Il y a lieu de prendre en charge 50 séances de psychothérapie (40 euros/séances).

- Vu le dossier de la procédure,

- Vu le mémoire en réponse du Délégué du Ministre déposé en date du 10 août 2007 et les mémoires en réplique déposés par la requérante en date du 6 septembre 2007 et du 2 octobre 2007,

- Vu le rapport établi le 11 juillet 2007,

- Vu les notifications aux parties des divers actes ;

Vu la feuille d'audience du 14 novembre 2007,

Entendu à cette audience :

Monsieur S. CHARLIER, président en son rapport,

Le délégué du Ministre de la Justice n'était pas présent et pas représenté.

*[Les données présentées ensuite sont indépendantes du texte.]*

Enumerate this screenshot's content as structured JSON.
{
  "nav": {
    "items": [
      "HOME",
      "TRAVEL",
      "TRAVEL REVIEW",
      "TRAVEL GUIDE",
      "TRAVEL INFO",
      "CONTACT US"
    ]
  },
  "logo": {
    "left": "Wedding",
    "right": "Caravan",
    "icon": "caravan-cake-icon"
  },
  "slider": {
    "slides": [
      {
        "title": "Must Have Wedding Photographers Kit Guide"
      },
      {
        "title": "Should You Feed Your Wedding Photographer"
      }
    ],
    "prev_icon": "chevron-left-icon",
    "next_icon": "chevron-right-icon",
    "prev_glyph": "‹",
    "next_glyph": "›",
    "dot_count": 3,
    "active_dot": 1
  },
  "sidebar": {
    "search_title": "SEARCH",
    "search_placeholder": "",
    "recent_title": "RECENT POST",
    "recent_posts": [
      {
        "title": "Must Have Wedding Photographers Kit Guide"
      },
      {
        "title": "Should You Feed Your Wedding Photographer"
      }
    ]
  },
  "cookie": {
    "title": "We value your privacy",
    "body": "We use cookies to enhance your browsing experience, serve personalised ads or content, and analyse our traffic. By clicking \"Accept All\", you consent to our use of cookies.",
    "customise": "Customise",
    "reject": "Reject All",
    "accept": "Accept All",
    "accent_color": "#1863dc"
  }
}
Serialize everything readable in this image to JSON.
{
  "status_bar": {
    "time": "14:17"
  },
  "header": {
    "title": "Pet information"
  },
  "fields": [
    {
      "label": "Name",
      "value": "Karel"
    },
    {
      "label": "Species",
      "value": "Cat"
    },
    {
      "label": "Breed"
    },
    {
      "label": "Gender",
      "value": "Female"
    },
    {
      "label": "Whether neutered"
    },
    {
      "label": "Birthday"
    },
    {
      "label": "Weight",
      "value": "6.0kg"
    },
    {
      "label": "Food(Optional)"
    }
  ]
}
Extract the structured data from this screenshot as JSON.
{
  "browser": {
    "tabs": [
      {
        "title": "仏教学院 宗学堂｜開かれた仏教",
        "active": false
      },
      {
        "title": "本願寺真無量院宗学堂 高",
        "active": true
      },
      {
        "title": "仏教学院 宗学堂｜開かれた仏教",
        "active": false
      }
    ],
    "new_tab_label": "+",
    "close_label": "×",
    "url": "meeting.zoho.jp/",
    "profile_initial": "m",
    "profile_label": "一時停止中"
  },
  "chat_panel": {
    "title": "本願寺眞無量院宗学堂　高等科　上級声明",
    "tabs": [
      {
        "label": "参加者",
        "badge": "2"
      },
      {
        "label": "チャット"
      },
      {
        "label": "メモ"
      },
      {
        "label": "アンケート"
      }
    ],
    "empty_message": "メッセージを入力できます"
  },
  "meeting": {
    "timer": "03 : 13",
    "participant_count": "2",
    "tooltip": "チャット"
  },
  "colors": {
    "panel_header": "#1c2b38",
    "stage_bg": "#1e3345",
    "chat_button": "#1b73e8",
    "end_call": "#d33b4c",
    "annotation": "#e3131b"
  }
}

Recevabilité de la demande

Il résulte des éléments du dossier que les conditions de recevabilité pour une demande d'aide principale sont remplies.

Fondement de la décision

Tenant compte d'une part,

- du taux d'invalidité permanente de 15% retenu par l'expert ;

- de ce que l'expert estime que les frais de thérapie doivent être pris en charge en charge;

- des frais médicaux, d'ambulance, pharmaceutiques et d'hospitalisation dûment justifiés ;

d'autre part

- de ce que, par décision du 30 août 2005, la requérante a bénéficié d'une aide d'urgence de 1.000 euros ;

- de ce que l'article 31 bis, 5° stipule que l'aide financière visée à l'article 31 est octroyée si la réparation du préjudice ne peut pas être assurée de façon effective et suffisante par l'auteur ou le civilement responsable, par un régime de sécurité sociale ou par une assurance privée, ou de toute autre manière ;

- de ce que l'auteur des faits a versé à la requérante la somme à laquelle il avait été condamné par jugement du 2 juin 2006;

- de ce que la requérante n'a cependant pas poursuivi la procédure afin d'obtenir une décision au civil ;

- de ce que le principe de subsidiarité prescrit par la loi du 1er août 1985 sur l'aide financière ne permet pas de privilégier celle-ci par rapport au mécanisme d'indemnisation.

PAR CES MOTIFS :

Vu les articles 30 à 41 de la loi du 1er août 1985 portant des mesures fiscales et autres modifiée par les lois des 26 mars et 22 avril 2003, les articles 28 à 32 de l'arrêté royal du 18 décembre 1986 relatif à la Commission pour l'aide aux victimes d'actes intentionnels de violence, les articles 39 à 42 des lois coordonnées du 18 juillet 1966 sur l'emploi des langues en matière administrative,

La Commission, statuant par défaut à l'égard de la requérante et par défaut à l'égard du délégué du Ministre, en audience publique,

- déclare la demande recevable mais non fondée ;

Ainsi fait, en langue française, le 10 décembre 2007.